### Idiomatic Python: Custom Sorts and Leveraging Stable Sorts

We often need to sort a collection of objects based on some custom sort order. 

Python provides us with the highly efficient `sorted()` function (Timsort algorithm, based on both the merge sort and insertion sort algorithms - see [here](https://en.wikipedia.org/wiki/Timsort)) which can sort a collection, not only based on the natural ordering of the elements in the collection (assuming there is one), but also based on a value derived from each element. 

One of the really important aspects of the Timsort algorithm, is that it is a **stable** algorithm. 

What this means is that the relative order of two elements that are considered equal, will remain in the same relative order.

That's maybe a little difficult to digest at first, but a simple example will demonstrate this simple concept.

Suppose we have these tuples:

In [1]:
t1 = (1, 2, 3)
t2 = (2, 3, 4)
t3 = (1, 2, 3)
t4 = (2, 3, 4)

Now, let's make a list out of them:

In [2]:
l = [t1, t2, t3, t4]

Next, we will sort that list based on the natural ordering of these tuples:

In [3]:
s = sorted(l)

Let's see what that sorted list looks like:

In [4]:
s

[(1, 2, 3), (1, 2, 3), (2, 3, 4), (2, 3, 4)]

As you can see, the tuples are sorted correctly - but, more importantly here, let's look at the relative "position" of the equal tuples:

In [5]:
[id(t) for t in s]

[4389434752, 4394403328, 4394404416, 4394601408]

And compare that to the order of the tuples in the original unsorted list:

In [6]:
[id(t) for t in l]

[4389434752, 4394404416, 4394403328, 4394601408]

Notice how the relative order of `t1` and `t3` was maintained, as well as the relative order of `t2` and `t4`. This is what is meant by a stable sort.
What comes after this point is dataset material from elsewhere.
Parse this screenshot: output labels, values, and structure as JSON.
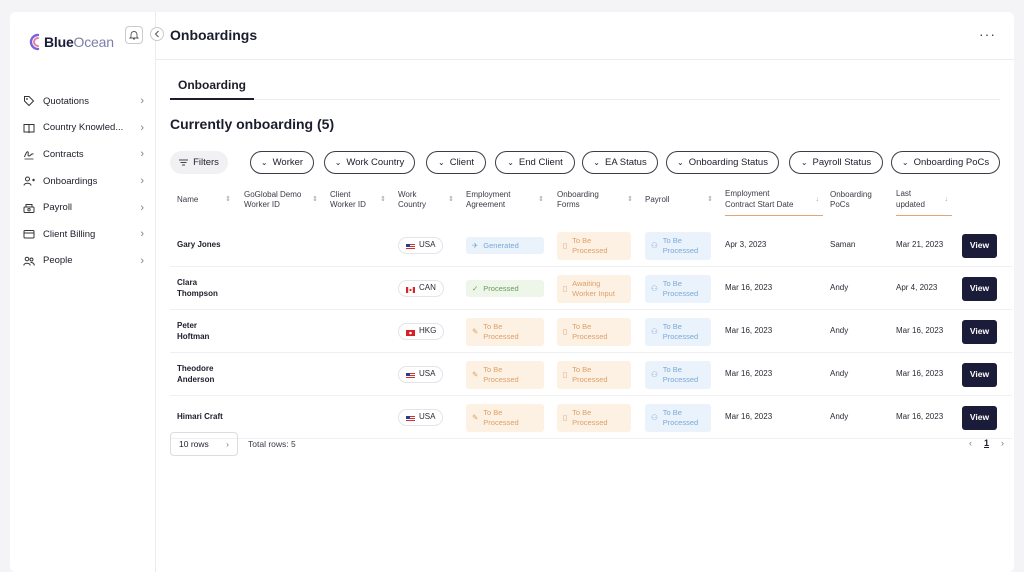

The reason this is an important property of the Timsort is that it allows us to sort an iterable using multiple passes - we'll come back to that point later.

The `sorted` function allows us to specify a `key` function in the call to `sorted()`.

This key function allows us to assign a different value to each element in the iterable, and have the iterable sorted by that value (the **key value**) instead of the original element value (which may not even have a natural sort order).

The key function is simply a function that transforms each element in the iterable to another value we want to sort by - so it is **always** a function of **one** variable (each element will be passed to that function during the sort), and returns the value we want to sort by.

Let's look at a very simple example first.

Suppose we have this list:

In [7]:
l = [1, 2, -1, 3, -4, 5]

If we sort this list, we get this:

In [8]:
sorted(l)

[-4, -1, 1, 2, 3, 5]

But suppose we really want to sort by the magnitude of each element (it's absolute value), basically ignoring the negative signs.

This means we want to sort that list not by the original value, but by the absolute value of each element. So our key function will be a function that takes on argument (the value in the list), and returns the absilute value of that element.

We could create our own function to do that:

In [9]:
def absolute(x):
    if x < 0:
        return -x
    return x

Then we can sort using `abs` as our key function:

In [10]:
sorted(l, key=absolute)

[1, -1, 2, 3, -4, 5]

Of course, for the absolute value we really do not need to define our own function, since Python already provides us (a few!), such as the built-in `abs()` function:

In [11]:
sorted(l, key=abs)

[1, -1, 2, 3, -4, 5]

You can see that by default the sort order is **ascending** - we can easily reverse that, using the `reverse` argument of the `sorted` function:

In [12]:
sorted(l, key=abs, reverse=True)

[5, -4, 3, 2, 1, -1]

Now this `key` argument can be very powerful.

One module that is very helpful in this context is the `operator` module, docs [here](https://docs.python.org/3/library/operator.html#module-operator)

It provides us a functional approach to many operators. In particular we're going to make use of the `attrgetter` and `itemgetter` functions.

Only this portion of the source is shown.